Между стеной, окружавшей Арсенал, и Сеной, вдоль берега, засаженного деревьями, тянулась длинная узкая полоса земли. Это было место игры в мяч. Как раз сейчас несколько игроков упражнялись здесь в сноровке.

Пардальян задержался неподалеку, сделав вид, будто внимательно следит за ходом игры. На самом же деле он не сводил глаз с ворот Арсенала. Впрочем, ждать ему пришлось недолго.

Саэтта вышел из здания и свернул направо, направляясь к улице Сент-Антуан. Пардальян мгновенно потерял интерес к игре в мяч и двинулся следом за итальянцем.

У шевалье пока не было никакого плана: он задержался у Арсенала лишь потому, что решил узнать, где живет этот Гвидо Лупини, дабы потом его легко можно было бы найти. На ходу Пардальян размышлял вот о чем:

— Ну, если так пойдет и дальше, то все люди с именем и положением ринутся к часовне Мученика в надежде завладеть этим знаменитым сокровищем. Черт возьми! Схватка начинается: вот уже и Кончини вступил в борьбу с королем!.. Однако охотники перегрызутся между собой… чтобы в конце концов испытать жестокое разочарование. Я изнываю от скуки, так что этого зрелища я не пропущу… Сдается мне, оно будет довольно интересным, и скоро произойдет много неожиданного. Это меня очень развлечет.

Рассуждая сам с собой, он не выпускал из виду Саэтту, а в какой-то момент вдруг прибавил шагу, будто решил догнать итальянца… быть может, ему захотелось объясниться с Саэттой немедленно. Но он тут же передумал и замедлил шаг, позволив шедшему впереди мирно продолжать свой путь и вновь принявшись рассуждать:

— Тем не менее вот уже второй человек обвиняет Жеана Храброго в намерении завладеть этими миллионами. Неужели этот юноша…
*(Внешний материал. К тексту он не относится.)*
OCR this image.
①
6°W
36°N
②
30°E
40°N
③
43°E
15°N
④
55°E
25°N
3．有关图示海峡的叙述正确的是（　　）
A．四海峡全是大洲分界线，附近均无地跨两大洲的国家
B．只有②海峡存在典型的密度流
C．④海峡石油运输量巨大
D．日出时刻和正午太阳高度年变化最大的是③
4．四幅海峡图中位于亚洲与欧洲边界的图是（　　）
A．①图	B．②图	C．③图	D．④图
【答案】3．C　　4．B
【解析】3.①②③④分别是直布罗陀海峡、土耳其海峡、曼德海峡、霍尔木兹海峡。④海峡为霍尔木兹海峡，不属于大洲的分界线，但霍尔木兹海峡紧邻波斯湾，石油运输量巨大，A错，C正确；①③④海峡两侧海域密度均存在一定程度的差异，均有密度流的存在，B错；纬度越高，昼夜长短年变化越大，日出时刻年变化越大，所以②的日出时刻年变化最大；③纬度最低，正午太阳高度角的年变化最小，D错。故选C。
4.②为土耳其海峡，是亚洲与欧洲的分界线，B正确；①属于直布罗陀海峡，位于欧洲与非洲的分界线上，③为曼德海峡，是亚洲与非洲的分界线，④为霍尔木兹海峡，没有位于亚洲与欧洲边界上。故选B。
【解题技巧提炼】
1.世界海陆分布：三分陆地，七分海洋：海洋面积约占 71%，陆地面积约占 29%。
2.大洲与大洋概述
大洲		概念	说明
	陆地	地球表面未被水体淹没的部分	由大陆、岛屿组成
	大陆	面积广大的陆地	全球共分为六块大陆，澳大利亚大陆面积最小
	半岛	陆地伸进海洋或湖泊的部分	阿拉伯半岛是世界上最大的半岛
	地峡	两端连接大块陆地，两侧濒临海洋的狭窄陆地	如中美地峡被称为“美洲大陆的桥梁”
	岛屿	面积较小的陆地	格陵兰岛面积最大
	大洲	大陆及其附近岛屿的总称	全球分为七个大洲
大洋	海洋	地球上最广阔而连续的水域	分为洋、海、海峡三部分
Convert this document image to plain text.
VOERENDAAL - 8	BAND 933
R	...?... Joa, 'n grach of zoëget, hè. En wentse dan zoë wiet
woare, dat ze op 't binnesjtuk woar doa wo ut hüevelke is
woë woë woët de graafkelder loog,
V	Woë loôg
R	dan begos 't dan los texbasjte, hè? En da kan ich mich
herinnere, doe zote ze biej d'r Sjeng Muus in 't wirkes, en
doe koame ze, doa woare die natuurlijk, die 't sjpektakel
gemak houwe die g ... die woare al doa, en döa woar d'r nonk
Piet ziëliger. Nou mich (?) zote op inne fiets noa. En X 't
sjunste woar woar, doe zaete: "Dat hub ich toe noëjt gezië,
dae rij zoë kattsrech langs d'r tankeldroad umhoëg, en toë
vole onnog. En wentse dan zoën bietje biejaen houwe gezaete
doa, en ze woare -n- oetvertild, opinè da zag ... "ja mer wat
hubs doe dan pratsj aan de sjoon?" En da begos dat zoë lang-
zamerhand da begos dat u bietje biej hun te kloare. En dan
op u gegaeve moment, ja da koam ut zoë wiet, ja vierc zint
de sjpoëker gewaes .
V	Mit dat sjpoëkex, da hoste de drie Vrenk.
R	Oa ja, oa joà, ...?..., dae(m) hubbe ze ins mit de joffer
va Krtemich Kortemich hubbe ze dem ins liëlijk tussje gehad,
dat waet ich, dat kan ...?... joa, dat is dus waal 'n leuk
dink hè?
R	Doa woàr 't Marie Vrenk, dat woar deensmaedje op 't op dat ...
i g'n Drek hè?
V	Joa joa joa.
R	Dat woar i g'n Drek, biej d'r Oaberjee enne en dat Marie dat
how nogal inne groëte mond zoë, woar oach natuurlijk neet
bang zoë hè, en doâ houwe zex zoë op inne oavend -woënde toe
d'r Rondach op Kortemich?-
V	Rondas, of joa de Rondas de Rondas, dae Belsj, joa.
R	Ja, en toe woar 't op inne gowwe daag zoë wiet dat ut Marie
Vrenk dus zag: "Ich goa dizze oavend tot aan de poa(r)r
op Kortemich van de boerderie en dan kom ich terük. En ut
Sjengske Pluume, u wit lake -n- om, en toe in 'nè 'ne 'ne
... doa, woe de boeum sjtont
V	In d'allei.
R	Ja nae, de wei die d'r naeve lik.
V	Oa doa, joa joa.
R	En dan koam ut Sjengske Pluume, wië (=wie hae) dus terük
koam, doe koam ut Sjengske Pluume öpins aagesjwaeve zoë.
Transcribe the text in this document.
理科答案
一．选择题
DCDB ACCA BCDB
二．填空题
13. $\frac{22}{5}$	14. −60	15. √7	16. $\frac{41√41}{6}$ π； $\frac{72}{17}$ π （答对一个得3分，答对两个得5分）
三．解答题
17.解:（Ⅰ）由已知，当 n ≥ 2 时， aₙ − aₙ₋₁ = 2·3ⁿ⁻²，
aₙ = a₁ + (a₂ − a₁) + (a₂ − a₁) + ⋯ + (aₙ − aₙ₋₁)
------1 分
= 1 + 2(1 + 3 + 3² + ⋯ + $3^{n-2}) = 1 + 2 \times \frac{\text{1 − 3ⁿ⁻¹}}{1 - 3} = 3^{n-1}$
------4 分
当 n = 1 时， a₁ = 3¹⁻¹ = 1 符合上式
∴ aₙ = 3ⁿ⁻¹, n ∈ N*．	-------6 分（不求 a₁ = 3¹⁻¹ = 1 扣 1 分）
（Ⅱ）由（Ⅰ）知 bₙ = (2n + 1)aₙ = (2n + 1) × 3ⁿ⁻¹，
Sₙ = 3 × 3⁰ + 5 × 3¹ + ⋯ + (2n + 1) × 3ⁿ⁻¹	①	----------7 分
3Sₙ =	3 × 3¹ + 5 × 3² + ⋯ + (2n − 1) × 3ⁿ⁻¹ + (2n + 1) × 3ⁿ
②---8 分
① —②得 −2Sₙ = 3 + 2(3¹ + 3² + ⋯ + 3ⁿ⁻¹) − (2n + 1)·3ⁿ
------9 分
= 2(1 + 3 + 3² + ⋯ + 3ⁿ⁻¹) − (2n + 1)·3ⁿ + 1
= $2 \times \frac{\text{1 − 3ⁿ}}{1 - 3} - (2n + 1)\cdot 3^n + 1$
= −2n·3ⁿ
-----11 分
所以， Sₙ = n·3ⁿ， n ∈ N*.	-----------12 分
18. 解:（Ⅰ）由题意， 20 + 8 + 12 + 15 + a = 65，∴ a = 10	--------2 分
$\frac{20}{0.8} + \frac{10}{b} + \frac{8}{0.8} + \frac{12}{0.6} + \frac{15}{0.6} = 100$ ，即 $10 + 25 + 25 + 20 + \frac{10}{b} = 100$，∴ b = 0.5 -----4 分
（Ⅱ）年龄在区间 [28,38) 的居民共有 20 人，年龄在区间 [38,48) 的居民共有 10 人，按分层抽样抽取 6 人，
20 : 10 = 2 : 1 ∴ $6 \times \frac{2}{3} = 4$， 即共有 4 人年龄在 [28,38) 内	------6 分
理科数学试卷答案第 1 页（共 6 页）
Он пожал плечами и добавил:

— Честное слово, я становлюсь глупым и злым! Разве не ясно, что все это — только мерзкая клевета. Однако в какой переплет попал этот молодец! К счастью, он достаточно силен, чтобы защитить себя… А я ему немного помогу, черт возьми!

И он с усмешкой закончил:

— Я искал развлечения? Так вот оно. И комедия, и драма — все перемешано. Мне остается только выбирать.

Саэтта жил на улице Пти-Трюандри. Напротив его дома находился колодец, который называли «Источником Любви» и о котором было сложено немало легенд. Итак, дом этот было легко запомнить. Кроме того, он находился в двух шагах от улицы Сен-Дени, где жил сам Пардальян.

Флорентиец вошел к себе, так и не догадавшись, что за ним кто-то следит. Пардальян выждал некоторое время, дабы убедиться, что тот действительно живет в этом доме, а затем спокойно отправился в «Паспарту».

Он рассчитывал найти там Жеана, но юноши в гостинице не было. Тогда шевалье двинулся на улицу Арбр-Сек. Дверь мансарды была открыта, но Жеан отсутствовал.

Пардальян окинул взглядом скудную меблировку. Его внимание на мгновение привлекла кухонная утварь, и он легонько усмехнулся. Потом покачал головой, вздохнул, в задумчивости подошел к слуховому окну и взглянул на дом Бертиль.

Надолго забывшись, он меланхолически улыбался. Несомненно он вспоминал прошлое — такое близкое его сердцу… Снова видел он себя двадцатилетним: бывало, и он подолгу просиживал у такого же слухового окна и терпеливо, часами следил за домом напротив… И едва являлся ему на секунду лучезарный образ в ореоле золотых волос, как его охватывала радость, а душа переполнялась счастьем… Когда же заветное окошко упорно не открывалось…

На колокольне Сен-Жермен-л'Оксеруа пробило одиннадцать часов, и этот долгий звон вырвал шевалье из страны грез, вернув к реальности.

— Сюлли начнет действовать не раньше полудня, — подумал он вслух. — У меня впереди чуть больше часа. Это больше, чем нужно.